After Britain’s parliamentary rejection of military intervention this past week, and President Obama’s newly formulated hesitancy to proceed, subjecting the decision to go forward to Congressional approval, what will this mean to France’s willingness to stand at the ready? Certainly, in France, President Obama can count on one major Western ally should he move forward. But if a Congressional mandate is not forthcoming, what then?

Impossible to say? Perhaps. But consider that France together with Britain assumed a leadership role in disposing General Gaddafi in Libya and, even more tellingly, almost singlehandedly, by putting boots on the ground, rescued Mali from a brutal takeover by radical Islamists, thereby securing Mali’s independence and in consequence practically all of Central Africa that surely would have become in time, vassals to a Radical Islamist Mali State. France has also played a role and continues to play a role in support of the Algerian government and its confrontation with radical elements such as Al-Qaeda of North Africa.

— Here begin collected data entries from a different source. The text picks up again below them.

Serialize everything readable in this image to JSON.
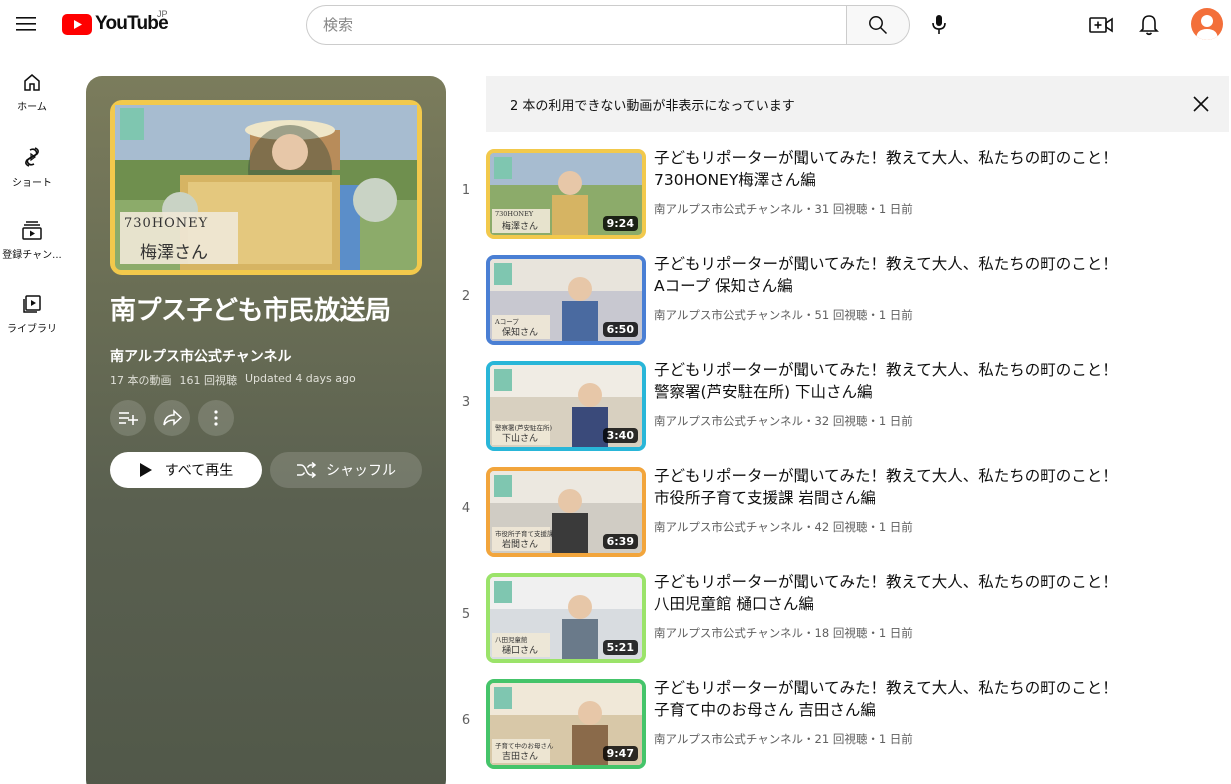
{
  "header": {
    "logo_text": "YouTube",
    "country": "JP",
    "search_placeholder": "検索"
  },
  "leftnav": {
    "items": [
      {
        "label": "ホーム",
        "icon": "home-icon"
      },
      {
        "label": "ショート",
        "icon": "shorts-icon"
      },
      {
        "label": "登録チャン...",
        "icon": "subscriptions-icon"
      },
      {
        "label": "ライブラリ",
        "icon": "library-icon"
      }
    ]
  },
  "playlist": {
    "title": "南プス子ども市民放送局",
    "channel": "南アルプス市公式チャンネル",
    "video_count": "17 本の動画",
    "views": "161 回視聴",
    "updated": "Updated 4 days ago",
    "play_all_label": "すべて再生",
    "shuffle_label": "シャッフル",
    "thumb_caption_top": "730HONEY",
    "thumb_caption_bottom": "梅澤さん"
  },
  "notice": {
    "text": "2 本の利用できない動画が非表示になっています"
  },
  "videos": [
    {
      "index": "1",
      "title_line1": "子どもリポーターが聞いてみた！教えて大人、私たちの町のこと！",
      "title_line2": "730HONEY梅澤さん編",
      "meta": "南アルプス市公式チャンネル・31 回視聴・1 日前",
      "duration": "9:24",
      "caption_top": "730HONEY",
      "caption_bottom": "梅澤さん",
      "border": "#f2c94c"
    },
    {
      "index": "2",
      "title_line1": "子どもリポーターが聞いてみた！教えて大人、私たちの町のこと！",
      "title_line2": "Aコープ 保知さん編",
      "meta": "南アルプス市公式チャンネル・51 回視聴・1 日前",
      "duration": "6:50",
      "caption_top": "Aコープ",
      "caption_bottom": "保知さん",
      "border": "#4a7fd4"
    },
    {
      "index": "3",
      "title_line1": "子どもリポーターが聞いてみた！教えて大人、私たちの町のこと！",
      "title_line2": "警察署(芦安駐在所) 下山さん編",
      "meta": "南アルプス市公式チャンネル・32 回視聴・1 日前",
      "duration": "3:40",
      "caption_top": "警察署(芦安駐在所)",
      "caption_bottom": "下山さん",
      "border": "#29b6d8"
    },
    {
      "index": "4",
      "title_line1": "子どもリポーターが聞いてみた！教えて大人、私たちの町のこと！",
      "title_line2": "市役所子育て支援課 岩間さん編",
      "meta": "南アルプス市公式チャンネル・42 回視聴・1 日前",
      "duration": "6:39",
      "caption_top": "市役所子育て支援課",
      "caption_bottom": "岩間さん",
      "border": "#f2a53c"
    },
    {
      "index": "5",
      "title_line1": "子どもリポーターが聞いてみた！教えて大人、私たちの町のこと！",
      "title_line2": "八田児童館 樋口さん編",
      "meta": "南アルプス市公式チャンネル・18 回視聴・1 日前",
      "duration": "5:21",
      "caption_top": "八田児童館",
      "caption_bottom": "樋口さん",
      "border": "#9be36a"
    },
    {
      "index": "6",
      "title_line1": "子どもリポーターが聞いてみた！教えて大人、私たちの町のこと！",
      "title_line2": "子育て中のお母さん 吉田さん編",
      "meta": "南アルプス市公式チャンネル・21 回視聴・1 日前",
      "duration": "9:47",
      "caption_top": "子育て中のお母さん",
      "caption_bottom": "吉田さん",
      "border": "#45c46a"
    }
  ]
}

Yet, perhaps there is another profound element weighing on M. Hollande and France. It is the historical connect of the gruesome images of the hundreds of unbloodied, lifeless pathetic gassed bodies of children, women and men strewn and stacked on broad expanses of earthen turf. The profound visual horror brings back to mind the deepest perversion and anguish of European culture, namely the horrors of the likes of Deutschland’s Auschwitz of which France too was the victim. Perhaps it is solidarity with the victims of Damascus that has caused Hollande and France to voice their determination, and now to assume a leading role. As if to declare, ‘We know, we have been there, it can not be permitted to happen again.”